What happens if SF's competing props both pass in November
There are two local issues with competing propositions on this November's ballot.
- Prop D (which is backed by Mayor London Breed) and Prop E (authored by D1 Supervisor Connie Chan) both aim to streamline affordable housing projects in San Francisco.
- Prop I and Prop J, on the other hand, both deal with the future of JFK Drive and whether it should open to car traffic.
The intrigue: If rival measures both pass, the proposition that receives the most votes will win.
- For instance, if both props receive a majority of the votes, but Prop D earned 50,000 "yes" votes, while Prop E earned 51,000, Prop E would prevail.
Details: For the housing props, one key difference lies in how many below-market-rate units a project must include to be allowed to skip some of the city's lengthy approval processes.
- Prop E would require 29.5% of mixed-income buildings to be affordable — 8% more than the city's existing 21.5% affordable requirement.

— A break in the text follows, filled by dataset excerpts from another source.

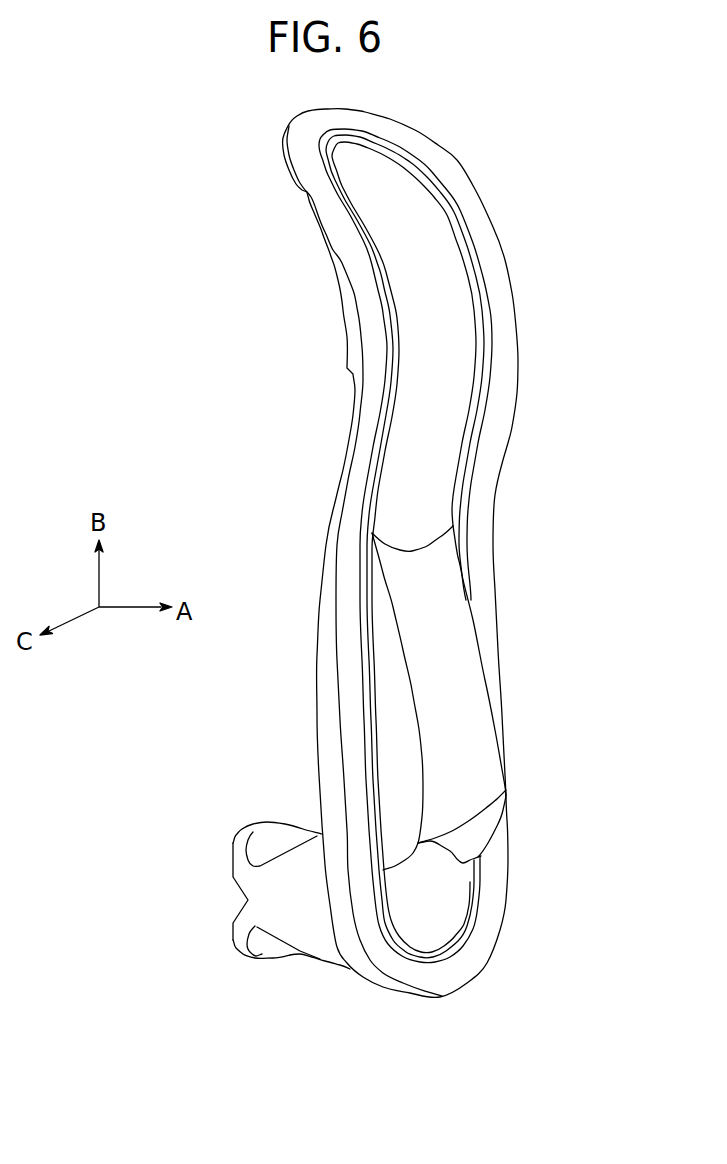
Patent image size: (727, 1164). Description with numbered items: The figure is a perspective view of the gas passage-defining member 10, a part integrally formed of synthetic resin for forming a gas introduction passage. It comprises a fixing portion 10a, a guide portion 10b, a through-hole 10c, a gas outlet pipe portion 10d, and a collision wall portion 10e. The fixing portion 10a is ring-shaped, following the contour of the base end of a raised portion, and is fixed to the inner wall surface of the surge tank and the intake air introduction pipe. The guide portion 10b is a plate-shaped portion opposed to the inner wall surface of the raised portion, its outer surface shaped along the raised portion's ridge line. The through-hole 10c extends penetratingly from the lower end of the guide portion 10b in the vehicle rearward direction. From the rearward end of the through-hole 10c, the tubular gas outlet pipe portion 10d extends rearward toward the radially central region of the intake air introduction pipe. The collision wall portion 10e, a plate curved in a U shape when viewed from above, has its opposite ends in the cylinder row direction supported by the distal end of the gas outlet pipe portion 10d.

The gas passage-defining member 10 is at (305, 268).
The fixing portion 10a is at (372, 338).
The guide portion 10b is at (418, 412).
The through-hole 10c is at (440, 907).
The gas outlet pipe portion 10d is at (313, 932).
The collision wall portion 10e is at (273, 840).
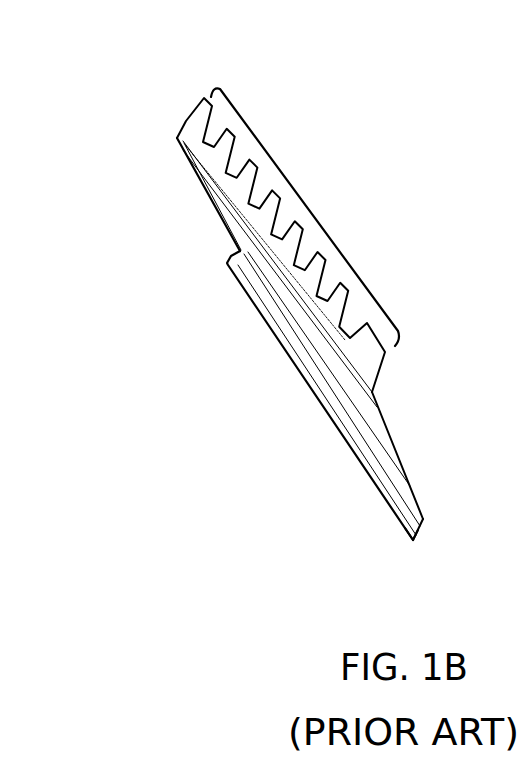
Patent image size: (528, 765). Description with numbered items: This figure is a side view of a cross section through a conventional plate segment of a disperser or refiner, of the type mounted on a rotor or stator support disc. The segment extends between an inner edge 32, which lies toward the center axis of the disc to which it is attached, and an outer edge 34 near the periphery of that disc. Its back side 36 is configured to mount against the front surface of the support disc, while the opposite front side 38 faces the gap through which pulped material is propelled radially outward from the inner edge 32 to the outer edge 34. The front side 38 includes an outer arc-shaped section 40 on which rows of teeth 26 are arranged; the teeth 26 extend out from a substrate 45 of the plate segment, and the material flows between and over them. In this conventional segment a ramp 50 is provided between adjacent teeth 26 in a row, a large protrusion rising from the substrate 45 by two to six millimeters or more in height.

The teeth 26 is at (233, 112).
The inner edge 32 is at (416, 543).
The outer edge 34 is at (183, 126).
The back side 36 is at (318, 398).
The front side 38 is at (420, 422).
The outer arc-shaped section 40 is at (304, 203).
The substrate 45 is at (416, 502).
The ramp 50 is at (290, 261).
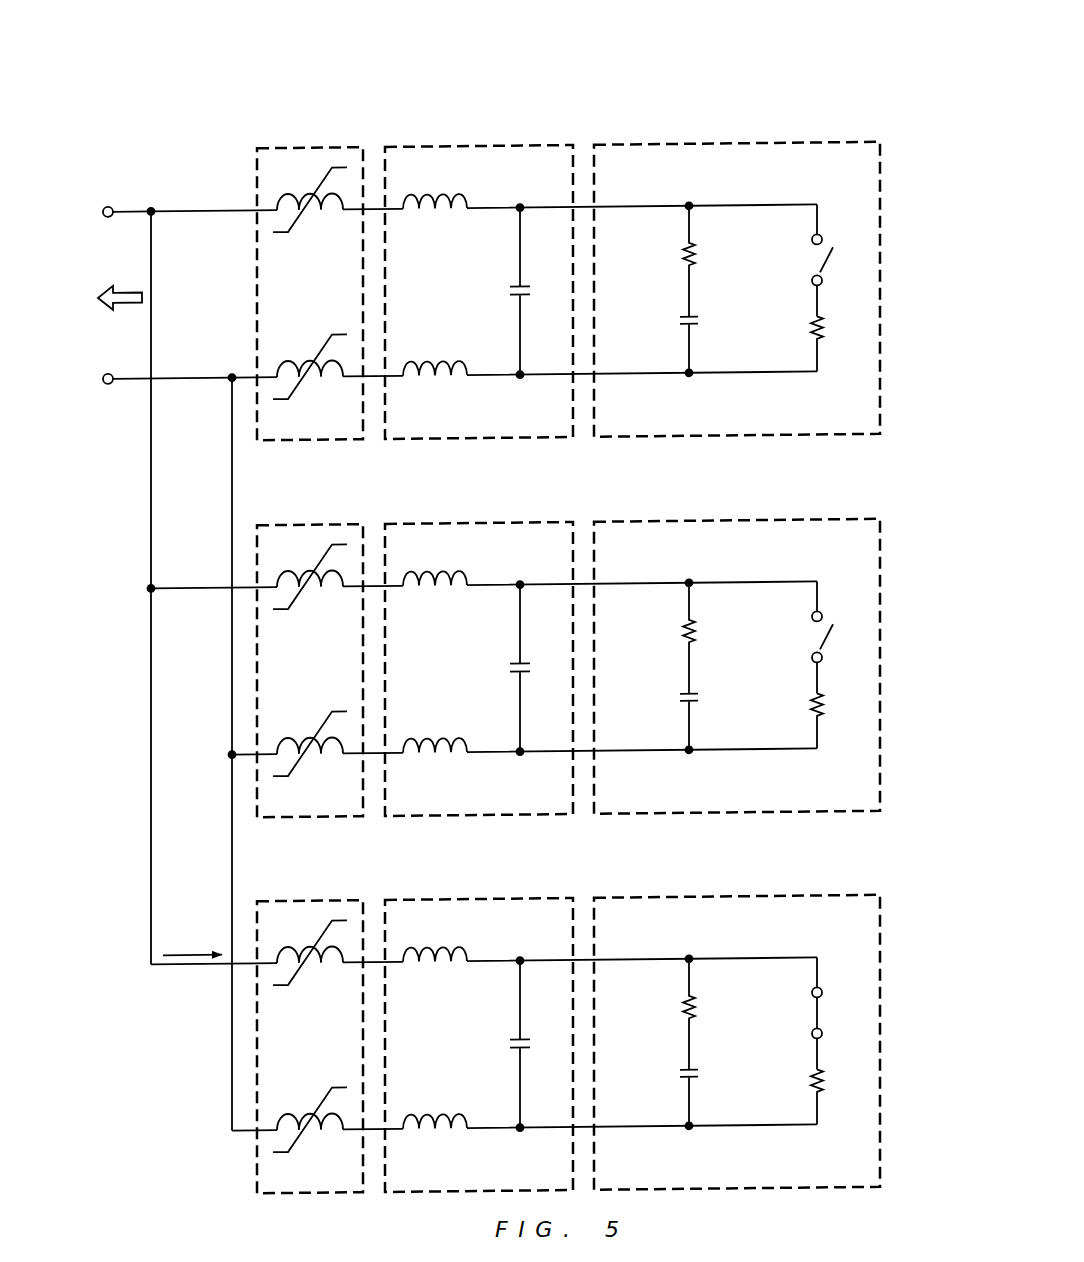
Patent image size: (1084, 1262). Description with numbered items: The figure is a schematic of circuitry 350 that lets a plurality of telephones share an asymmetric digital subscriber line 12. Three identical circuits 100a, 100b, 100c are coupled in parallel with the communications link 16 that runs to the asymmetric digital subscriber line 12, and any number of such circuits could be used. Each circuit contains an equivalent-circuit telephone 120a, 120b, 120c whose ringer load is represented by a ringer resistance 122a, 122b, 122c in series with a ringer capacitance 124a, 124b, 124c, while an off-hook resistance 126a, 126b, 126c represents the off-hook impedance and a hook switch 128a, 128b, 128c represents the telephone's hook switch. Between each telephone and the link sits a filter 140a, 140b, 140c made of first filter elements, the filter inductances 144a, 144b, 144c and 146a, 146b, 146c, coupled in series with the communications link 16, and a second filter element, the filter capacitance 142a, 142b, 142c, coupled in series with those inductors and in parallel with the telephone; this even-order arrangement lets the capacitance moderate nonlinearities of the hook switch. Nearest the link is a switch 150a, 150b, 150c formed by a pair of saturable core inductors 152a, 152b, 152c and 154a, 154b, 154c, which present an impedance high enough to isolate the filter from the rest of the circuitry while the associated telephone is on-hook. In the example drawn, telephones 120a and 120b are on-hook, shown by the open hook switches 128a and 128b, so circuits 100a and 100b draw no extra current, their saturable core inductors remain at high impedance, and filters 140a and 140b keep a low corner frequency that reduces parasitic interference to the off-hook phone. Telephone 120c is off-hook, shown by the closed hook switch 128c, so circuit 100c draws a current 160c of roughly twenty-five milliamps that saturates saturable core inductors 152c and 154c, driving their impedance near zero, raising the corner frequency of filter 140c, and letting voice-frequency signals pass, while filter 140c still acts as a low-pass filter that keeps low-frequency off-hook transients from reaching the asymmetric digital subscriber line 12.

- Prop D would require 15% more units to be below market rate than what the city already requires.
By the numbers: For a 100-unit building, 30 (22+8) would need to be marked affordable under Prop E, while some 25 (22+(22*.15)) would be required under Prop D.

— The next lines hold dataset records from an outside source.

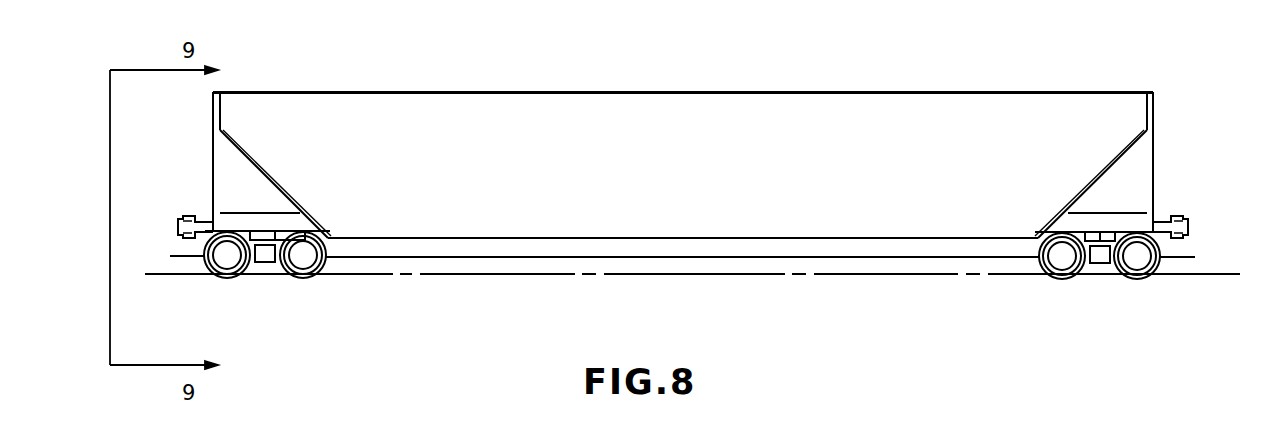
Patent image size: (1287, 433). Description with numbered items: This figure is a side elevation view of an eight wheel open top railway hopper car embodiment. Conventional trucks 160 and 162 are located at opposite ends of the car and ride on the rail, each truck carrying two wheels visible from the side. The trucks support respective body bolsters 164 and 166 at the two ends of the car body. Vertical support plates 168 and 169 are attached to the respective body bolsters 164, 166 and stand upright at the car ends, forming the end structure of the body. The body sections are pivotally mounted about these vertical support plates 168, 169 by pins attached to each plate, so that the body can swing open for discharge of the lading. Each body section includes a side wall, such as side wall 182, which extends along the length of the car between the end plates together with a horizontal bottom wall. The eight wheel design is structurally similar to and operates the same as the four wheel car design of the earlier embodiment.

The truck 160 is at (268, 292).
The truck 162 is at (1107, 292).
The body bolster 164 is at (232, 222).
The body bolster 166 is at (1130, 222).
The vertical support plate 168 is at (213, 162).
The vertical support plate 169 is at (1153, 170).
The side wall 182 is at (638, 206).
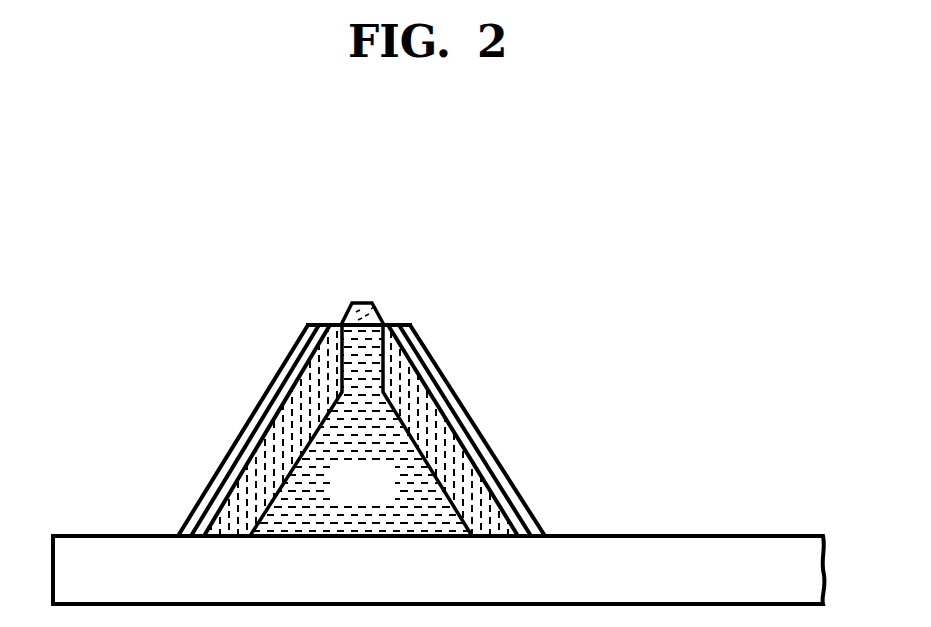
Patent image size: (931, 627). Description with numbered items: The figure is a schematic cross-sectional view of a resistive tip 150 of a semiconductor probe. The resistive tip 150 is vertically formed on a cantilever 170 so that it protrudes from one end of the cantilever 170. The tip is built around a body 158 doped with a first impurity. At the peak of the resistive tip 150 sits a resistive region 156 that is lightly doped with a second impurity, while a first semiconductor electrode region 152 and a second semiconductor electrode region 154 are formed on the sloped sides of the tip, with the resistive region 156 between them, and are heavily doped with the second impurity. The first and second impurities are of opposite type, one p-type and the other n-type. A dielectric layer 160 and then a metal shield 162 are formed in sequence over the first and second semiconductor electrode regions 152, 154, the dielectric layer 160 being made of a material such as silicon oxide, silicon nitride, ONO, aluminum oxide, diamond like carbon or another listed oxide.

The resistive tip 150 is at (209, 373).
The first semiconductor electrode region 152 is at (310, 388).
The second semiconductor electrode region 154 is at (415, 370).
The resistive region 156 is at (362, 302).
The body 158 is at (390, 496).
The dielectric layer 160 is at (462, 407).
The metal shield 162 is at (502, 462).
The cantilever 170 is at (708, 552).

Meanwhile: Regarding JFK Drive, a "yes" vote for Prop J would uphold the Board of Supervisors' vote in April and keep the 1.5-mile stretch — which has become known as the JFK Promenade — closed to vehicle traffic.

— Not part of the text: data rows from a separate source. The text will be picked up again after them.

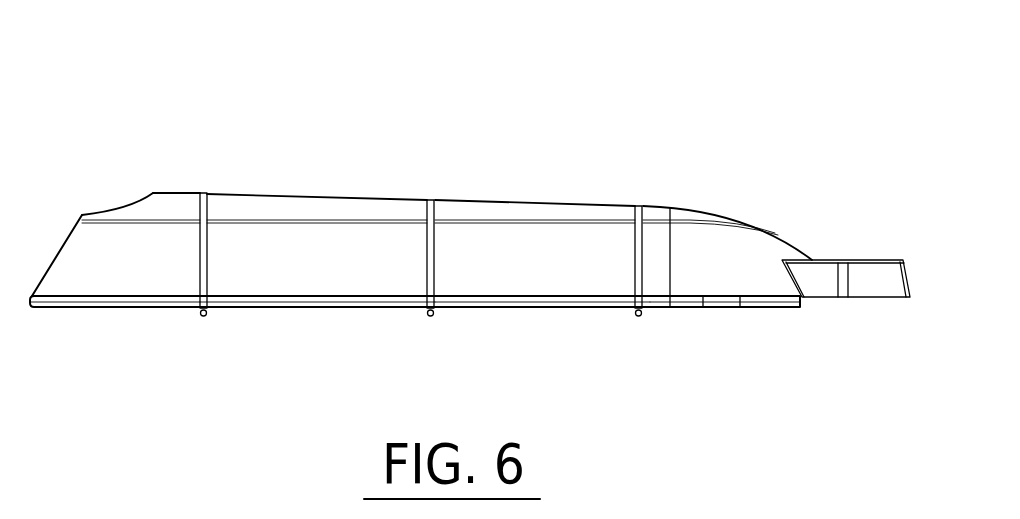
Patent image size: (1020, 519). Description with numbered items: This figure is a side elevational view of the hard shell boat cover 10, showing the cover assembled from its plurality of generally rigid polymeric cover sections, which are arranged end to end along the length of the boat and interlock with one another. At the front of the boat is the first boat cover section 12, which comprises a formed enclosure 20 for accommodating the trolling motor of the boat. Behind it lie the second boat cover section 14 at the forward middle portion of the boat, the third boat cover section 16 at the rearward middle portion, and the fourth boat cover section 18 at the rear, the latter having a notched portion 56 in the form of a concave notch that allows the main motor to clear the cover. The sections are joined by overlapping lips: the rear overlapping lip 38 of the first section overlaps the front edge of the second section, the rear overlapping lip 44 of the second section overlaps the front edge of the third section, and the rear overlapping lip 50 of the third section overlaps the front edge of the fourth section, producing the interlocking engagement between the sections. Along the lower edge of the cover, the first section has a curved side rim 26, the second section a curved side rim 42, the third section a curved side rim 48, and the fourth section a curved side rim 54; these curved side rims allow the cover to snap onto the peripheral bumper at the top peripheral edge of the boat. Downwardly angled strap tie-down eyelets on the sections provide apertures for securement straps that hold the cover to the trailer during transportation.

The hard shell boat cover 10 is at (128, 354).
The first boat cover section 12 is at (740, 240).
The second boat cover section 14 is at (533, 242).
The third boat cover section 16 is at (325, 242).
The fourth boat cover section 18 is at (153, 243).
The formed enclosure 20 is at (878, 278).
The curved side rim 26 is at (733, 306).
The rear overlapping lip 38 is at (643, 248).
The curved side rim 42 is at (537, 306).
The rear overlapping lip 44 is at (435, 248).
The curved side rim 48 is at (325, 306).
The rear overlapping lip 50 is at (207, 249).
The curved side rim 54 is at (92, 300).
The notched portion 56 is at (120, 208).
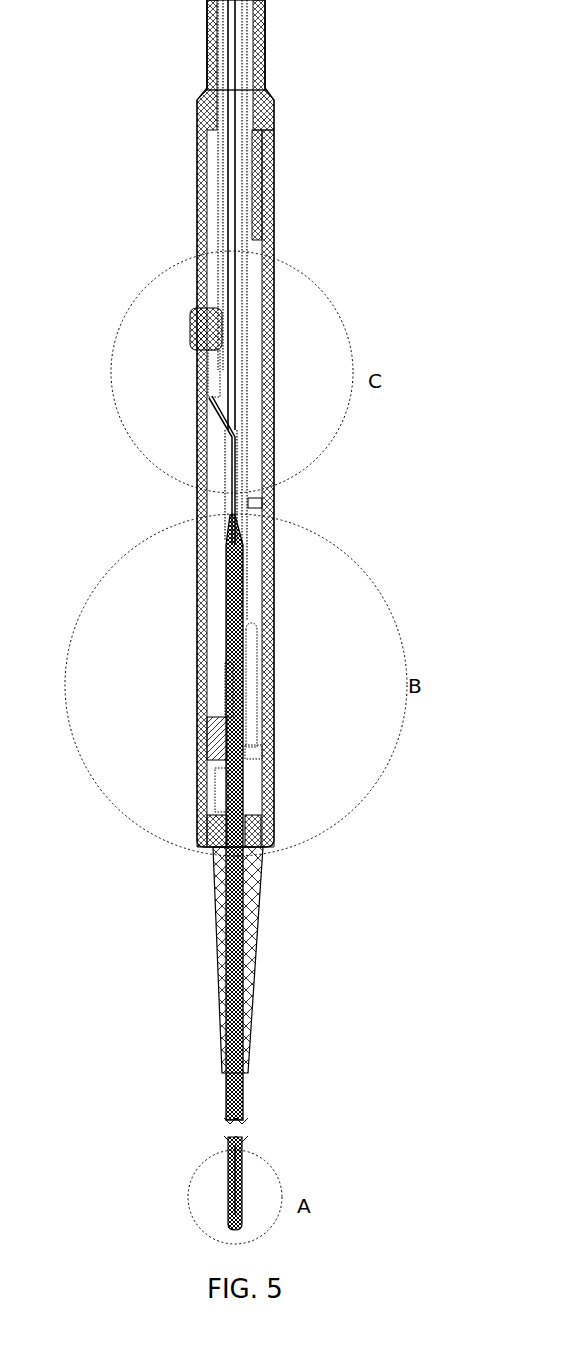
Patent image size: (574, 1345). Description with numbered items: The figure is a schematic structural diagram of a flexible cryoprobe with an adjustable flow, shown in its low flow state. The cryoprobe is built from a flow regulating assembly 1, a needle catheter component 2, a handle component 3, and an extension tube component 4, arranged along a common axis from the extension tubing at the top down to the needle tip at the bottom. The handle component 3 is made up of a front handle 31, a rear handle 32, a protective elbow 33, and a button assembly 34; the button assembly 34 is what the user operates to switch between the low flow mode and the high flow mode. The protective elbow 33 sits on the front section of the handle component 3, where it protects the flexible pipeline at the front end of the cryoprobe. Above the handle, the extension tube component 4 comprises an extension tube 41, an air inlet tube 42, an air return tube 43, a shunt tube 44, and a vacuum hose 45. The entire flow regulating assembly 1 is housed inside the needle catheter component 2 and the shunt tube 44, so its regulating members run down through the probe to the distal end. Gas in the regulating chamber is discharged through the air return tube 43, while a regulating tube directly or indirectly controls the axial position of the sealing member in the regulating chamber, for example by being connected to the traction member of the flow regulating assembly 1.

The flow regulating assembly 1 is at (226, 427).
The needle catheter component 2 is at (228, 1160).
The handle component 3 is at (197, 575).
The extension tube component 4 is at (207, 28).
The front handle 31 is at (198, 727).
The rear handle 32 is at (200, 148).
The protective elbow 33 is at (215, 912).
The button assembly 34 is at (198, 335).
The extension tube 41 is at (263, 27).
The air inlet tube 42 is at (275, 142).
The air return tube 43 is at (245, 82).
The shunt tube 44 is at (263, 503).
The vacuum hose 45 is at (257, 237).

- But, a "yes" vote for Prop I would undo the board's ordinance, and allow cars back on JFK Drive on weekdays and some Saturdays.
Yes, but: There's more to Prop I, as well.
- If passed, it would permanently reopen the Upper Great Highway to motorists, including the 0.8-mile stretch between Sloat and Skyline boulevards that the city had plans to decommission due to erosion.